Background. Most frequent attendance in primary care is temporary, but persistent frequent attendance is expensive and may be suitable for psychological intervention. To plan appropriate intervention and service delivery, there is a need for research involving standardized psychiatric interviews with assessment of physical health and health status.
Objective. To compare the mental and physical health characteristics and health status of persistent frequent attenders (FAs) in primary care, currently and over the preceding 2 years, with normal attenders (NAs) matched by age, gender and general practice.
Methods. Case–control study of 71 FAs (30 or more GP or practice nurse consultations in 2 years) and 71 NAs, drawn from five primary care practices, employing standardized psychiatric interview, quality of life, health anxiety and primary care electronic record review over the preceding 2 years.
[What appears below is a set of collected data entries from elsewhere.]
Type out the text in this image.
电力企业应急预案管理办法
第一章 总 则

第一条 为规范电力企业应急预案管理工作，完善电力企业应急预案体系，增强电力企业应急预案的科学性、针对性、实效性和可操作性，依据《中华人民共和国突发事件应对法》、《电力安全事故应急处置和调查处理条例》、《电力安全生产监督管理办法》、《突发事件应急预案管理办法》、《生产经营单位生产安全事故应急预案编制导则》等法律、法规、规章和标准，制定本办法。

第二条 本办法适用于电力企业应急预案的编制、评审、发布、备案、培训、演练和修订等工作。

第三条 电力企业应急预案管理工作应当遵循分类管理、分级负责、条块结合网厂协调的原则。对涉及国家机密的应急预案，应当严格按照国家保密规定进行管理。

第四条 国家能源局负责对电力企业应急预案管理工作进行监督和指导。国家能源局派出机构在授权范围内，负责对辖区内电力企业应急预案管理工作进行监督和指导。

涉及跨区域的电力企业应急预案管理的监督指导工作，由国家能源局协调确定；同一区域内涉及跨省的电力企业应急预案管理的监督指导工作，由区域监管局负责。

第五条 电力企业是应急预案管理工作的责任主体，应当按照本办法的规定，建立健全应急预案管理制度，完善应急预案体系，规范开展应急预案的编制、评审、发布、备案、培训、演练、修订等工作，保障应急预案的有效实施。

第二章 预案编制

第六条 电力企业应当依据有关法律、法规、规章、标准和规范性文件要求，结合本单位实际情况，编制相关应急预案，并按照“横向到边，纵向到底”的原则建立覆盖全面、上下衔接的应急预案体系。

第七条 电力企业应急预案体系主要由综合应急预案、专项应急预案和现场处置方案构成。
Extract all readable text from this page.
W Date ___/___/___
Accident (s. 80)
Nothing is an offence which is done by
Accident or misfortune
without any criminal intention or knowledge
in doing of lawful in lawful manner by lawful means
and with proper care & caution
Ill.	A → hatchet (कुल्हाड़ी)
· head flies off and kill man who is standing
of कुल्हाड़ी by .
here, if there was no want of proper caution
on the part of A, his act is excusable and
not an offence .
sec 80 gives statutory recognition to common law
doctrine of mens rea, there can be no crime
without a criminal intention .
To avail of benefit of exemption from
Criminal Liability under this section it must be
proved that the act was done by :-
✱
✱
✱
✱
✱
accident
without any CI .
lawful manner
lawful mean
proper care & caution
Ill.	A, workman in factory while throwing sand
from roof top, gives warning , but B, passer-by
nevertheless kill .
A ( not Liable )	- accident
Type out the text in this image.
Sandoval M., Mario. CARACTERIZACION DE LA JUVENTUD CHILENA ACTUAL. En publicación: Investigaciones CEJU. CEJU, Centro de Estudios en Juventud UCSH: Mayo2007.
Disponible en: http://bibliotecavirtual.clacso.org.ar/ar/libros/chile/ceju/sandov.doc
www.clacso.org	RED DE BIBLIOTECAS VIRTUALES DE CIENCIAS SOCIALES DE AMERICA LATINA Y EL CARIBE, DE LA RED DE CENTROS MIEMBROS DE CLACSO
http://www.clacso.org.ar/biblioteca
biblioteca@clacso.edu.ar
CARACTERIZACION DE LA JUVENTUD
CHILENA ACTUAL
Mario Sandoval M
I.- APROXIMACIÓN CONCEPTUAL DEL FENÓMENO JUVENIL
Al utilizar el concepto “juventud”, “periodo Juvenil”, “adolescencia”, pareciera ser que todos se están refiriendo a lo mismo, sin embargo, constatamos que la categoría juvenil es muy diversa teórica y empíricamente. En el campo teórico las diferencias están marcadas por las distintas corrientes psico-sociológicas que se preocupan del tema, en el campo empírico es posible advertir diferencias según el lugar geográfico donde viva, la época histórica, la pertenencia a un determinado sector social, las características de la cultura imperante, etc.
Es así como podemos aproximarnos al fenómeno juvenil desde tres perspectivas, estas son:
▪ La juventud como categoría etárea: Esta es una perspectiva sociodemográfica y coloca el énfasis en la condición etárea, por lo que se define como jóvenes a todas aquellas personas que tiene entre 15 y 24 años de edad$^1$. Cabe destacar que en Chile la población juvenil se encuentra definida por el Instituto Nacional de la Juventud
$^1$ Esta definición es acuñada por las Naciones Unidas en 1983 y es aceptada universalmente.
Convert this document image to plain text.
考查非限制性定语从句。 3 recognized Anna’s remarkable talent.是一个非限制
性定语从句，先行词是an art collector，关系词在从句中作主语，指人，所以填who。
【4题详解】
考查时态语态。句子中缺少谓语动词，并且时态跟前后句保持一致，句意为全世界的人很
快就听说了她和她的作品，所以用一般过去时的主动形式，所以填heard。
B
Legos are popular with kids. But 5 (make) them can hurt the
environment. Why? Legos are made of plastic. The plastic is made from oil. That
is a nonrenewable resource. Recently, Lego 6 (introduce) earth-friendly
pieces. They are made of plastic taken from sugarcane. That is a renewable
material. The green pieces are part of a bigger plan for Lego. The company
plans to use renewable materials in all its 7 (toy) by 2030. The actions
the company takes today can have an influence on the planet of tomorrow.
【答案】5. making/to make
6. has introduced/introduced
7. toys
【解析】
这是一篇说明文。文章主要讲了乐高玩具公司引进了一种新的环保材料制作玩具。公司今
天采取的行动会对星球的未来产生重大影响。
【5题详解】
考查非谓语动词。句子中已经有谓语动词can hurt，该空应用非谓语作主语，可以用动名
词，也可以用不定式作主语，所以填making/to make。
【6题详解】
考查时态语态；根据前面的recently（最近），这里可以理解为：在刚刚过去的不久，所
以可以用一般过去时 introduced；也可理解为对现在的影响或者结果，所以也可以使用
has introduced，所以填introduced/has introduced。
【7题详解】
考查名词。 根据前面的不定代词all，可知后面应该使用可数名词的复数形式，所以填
Results. Compared to NAs, FAs were more likely to report a lower quality of life (P < 0.001), be unmarried (P = 0.03) and have no educational qualifications (P = 0.009) but did not differ in employment status. FAs experienced greater health anxiety (P < 0.001), morbid obesity (P = 0.02), pain (P < 0.001) and long-term pathological and ill-defined physical conditions (P < 0.001). FAs had more depression including dysthymia, anxiety and somatoform disorders (all P < 0.001).
Conclusions. Persistent frequent attendance in primary care was associated with poor quality of life and high clinical complexity characterized by diverse and often persistent physical and mental multimorbidity. A brokerage model with GPs working in close liaison with skilled psychological therapists is required to manage such persistent complexity.